Franco Fagioli as Bertarido [Photo by Laera]
The present staging in Martina Franca, a festival traditionally claiming to
“authentic” performing practice, plunged the romanticized
18th-century music drama back into the darkest Middle Ages, or into a
“Middle Ages next-to-come”, as phrased by director Rosetta Cucchi.
At least visually, through the combination of muddy and disheveled landscapes
with costumes (by Claudia Pernigotti) featuring leather, rags, metal
decorations, and heavy-duty boots. Entertaining enough, but how much
“authentic” is questionable, if only one checks Senesino’s
portrait as Bertarido in the flamboyant livery of a Hungarian haiduk,
as painted by John Vanderbank in 1725. At the most, this is
Regietheater that dare not speak its name, a compromise likely to
dissatisfy modernists and authenticists alike.

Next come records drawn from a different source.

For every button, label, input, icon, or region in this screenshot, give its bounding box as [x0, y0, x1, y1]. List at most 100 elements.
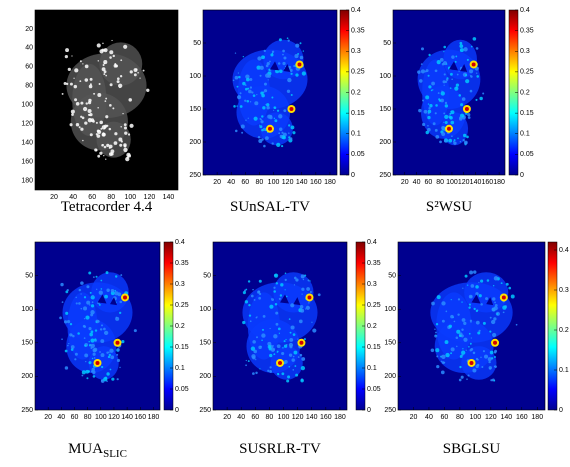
image: [393, 10, 505, 175]
speckle: [90, 310, 94, 314]
speckle: [79, 289, 81, 291]
speckle: [263, 56, 265, 58]
speckle: [123, 45, 127, 49]
speckle: [494, 356, 496, 358]
speckle: [300, 56, 304, 60]
speckle: [262, 329, 264, 331]
speckle: [84, 354, 88, 358]
x-tick-label: 80: [436, 179, 444, 186]
speckle: [457, 313, 459, 315]
speckle: [450, 87, 452, 89]
speckle: [104, 331, 108, 335]
speckle: [143, 70, 145, 72]
speckle: [436, 355, 438, 357]
speckle: [445, 340, 449, 344]
y-tick-label: 250: [199, 407, 211, 414]
speckle: [80, 308, 82, 310]
speckle: [261, 115, 263, 117]
speckle: [236, 105, 237, 106]
colorbar-tick-label: 0: [520, 172, 524, 179]
speckle: [82, 63, 83, 64]
y-tick-label: 50: [383, 40, 391, 47]
x-tick-label: 100: [470, 414, 482, 421]
speckle: [90, 83, 92, 85]
y-tick-label: 200: [21, 373, 33, 380]
speckle: [134, 329, 137, 332]
x-tick-label: 160: [134, 414, 146, 421]
speckle: [71, 334, 73, 336]
speckle: [85, 78, 89, 82]
speckle: [74, 98, 77, 101]
speckle: [117, 80, 120, 83]
speckle: [92, 358, 93, 359]
speckle: [259, 368, 260, 369]
speckle: [114, 291, 118, 295]
speckle: [428, 85, 431, 88]
y-tick-label: 100: [21, 306, 33, 313]
speckle: [88, 101, 91, 104]
speckle: [445, 104, 448, 107]
speckle: [454, 139, 456, 141]
speckle: [259, 125, 260, 126]
speckle: [442, 361, 445, 364]
speckle: [441, 126, 445, 130]
y-tick-label: 60: [25, 64, 33, 71]
speckle: [100, 328, 102, 330]
speckle: [80, 281, 84, 285]
speckle: [127, 157, 129, 159]
speckle: [433, 122, 436, 125]
speckle: [97, 320, 100, 323]
speckle: [426, 131, 429, 134]
y-tick-label: 140: [21, 139, 33, 146]
speckle: [78, 302, 81, 305]
speckle: [265, 73, 269, 77]
figure: 2040608010012014020406080100120140160180…: [0, 0, 570, 462]
speckle: [146, 89, 149, 92]
colorbar-tick-label: 0.25: [367, 302, 381, 309]
speckle: [247, 100, 250, 103]
x-tick-label: 80: [266, 414, 274, 421]
speckle: [74, 358, 76, 360]
speckle: [70, 123, 73, 126]
speckle: [260, 66, 264, 70]
speckle: [471, 284, 475, 288]
speckle: [274, 118, 275, 119]
speckle: [113, 55, 115, 57]
speckle: [516, 324, 518, 326]
speckle: [472, 368, 476, 372]
speckle: [264, 50, 266, 52]
speckle: [255, 359, 256, 360]
speckle: [469, 333, 471, 335]
speckle: [277, 110, 279, 112]
y-tick-label: 50: [388, 272, 396, 279]
speckle: [260, 120, 263, 123]
speckle: [259, 293, 261, 295]
speckle: [119, 367, 120, 368]
x-tick-label: 140: [163, 194, 175, 201]
speckle: [494, 276, 498, 280]
speckle: [99, 49, 103, 53]
speckle: [261, 94, 265, 98]
speckle: [291, 126, 295, 130]
hotspot: [297, 62, 301, 66]
speckle: [114, 141, 118, 145]
speckle: [120, 59, 122, 61]
speckle: [508, 287, 511, 290]
speckle: [104, 146, 107, 149]
x-tick-label: 100: [446, 179, 458, 186]
speckle: [435, 129, 438, 132]
speckle: [480, 357, 481, 358]
speckle: [114, 132, 117, 135]
speckle: [85, 315, 89, 319]
caption-text: SUnSAL-TV: [230, 199, 310, 215]
speckle: [269, 370, 272, 373]
speckle: [303, 279, 304, 280]
speckle: [96, 276, 98, 278]
colorbar-tick-label: 0.2: [559, 327, 569, 334]
speckle: [456, 87, 458, 89]
speckle: [435, 135, 439, 139]
speckle: [130, 70, 133, 73]
speckle: [463, 139, 465, 141]
speckle: [101, 324, 103, 326]
speckle: [439, 140, 442, 143]
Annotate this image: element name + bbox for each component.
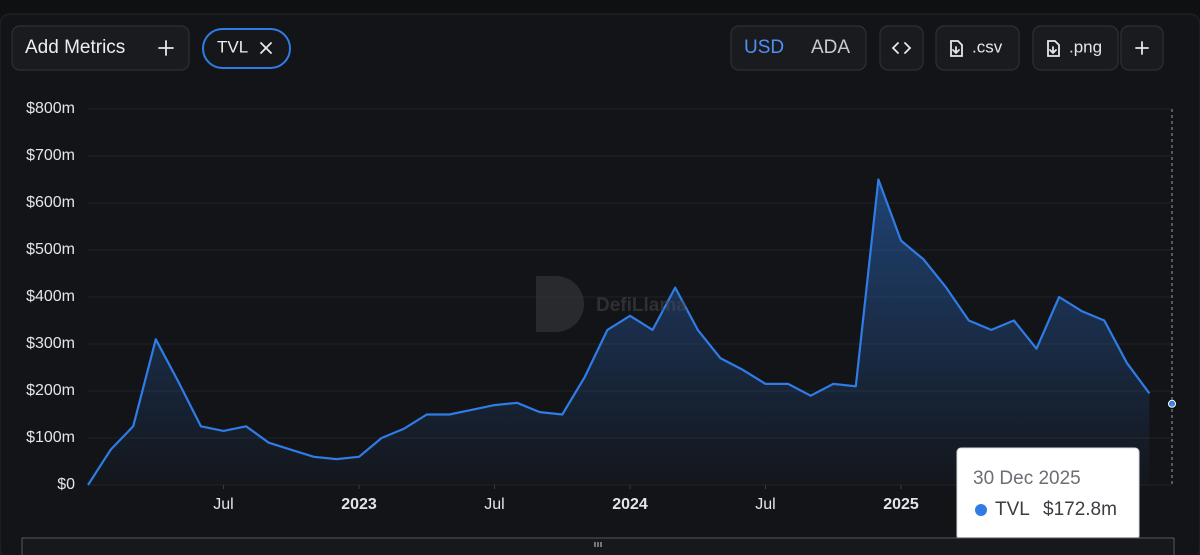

The show’s musical side was far more convincing, with the Swiss
conductor Diego Fasolis succeeding to elicit from the festival orchestra
— equipped with modern instruments plus harpsichord, theorbo and Baroque
flute — a sound that was both luscious and historically informed. Within
an evenly balanced company, the Argentinean alto Franco Fagioli (Bertarido)
towered for projection, agility, seamless transition between registers,
unfailing musicianship. His manly color and stage charisma may set a new
standard among countertenors. As Rodelinda, mezzo Sonia Ganassi tended to
underact throughout and suffered some strain in the upper register. For her
convenience, a couple of high pitches were transposed an octave lower, and her
whole climactic aria “Ombre, piante” was set in G minor instead of
the original B minor. Nevertheless, she sang with an elegant restraint hitherto
unnoticed in her main repertoire, stretching from Rossini and Donizetti to
Her sister-in-fiction Eduige (the established Baroque specialist Marina De
Liso) outplayed her as to style awareness, consistently unfolding hot
temperament and fanciful coloratura. On the contrary, both the villain
Grimoaldo (Paolo Fanale) and the arch-villain Garibaldo (Gezim Myshketa) were
absolute beginners in the field of early opera, yet delivered their fast runs
and stalking utterances pretty nicely. A further pleasant surprise was the male
alto Antonio Giovannini, who lent the loyal Unulfo mellow color, tasteful
da capos and lots of acting stamina, particularly in the alternative
E-minor version of “Sono i colpi della sorte” after the Hallische
To many affectionate Handelians, the opportunity to hear this and some more
passages restored to the composer’s final intentions was a novelty. Yet
the claim of a “world premiere in Andrew V. Jones’ critical
edition” is mere pressroom hype. The actual premiere with HHA material
before official publication was in Glyndebourne 1998, followed by the Göttingen
Händel-Festspiele in 2000 and sundry houses worldwide. Anyway, the new artistic
manager in Martina Franca, Mr. Alberto Triola, can rightfully boast for
bringing to attention a dramatic masterpiece which, despite its Italian
subject, was hitherto neglected by the major opera theaters in Italy.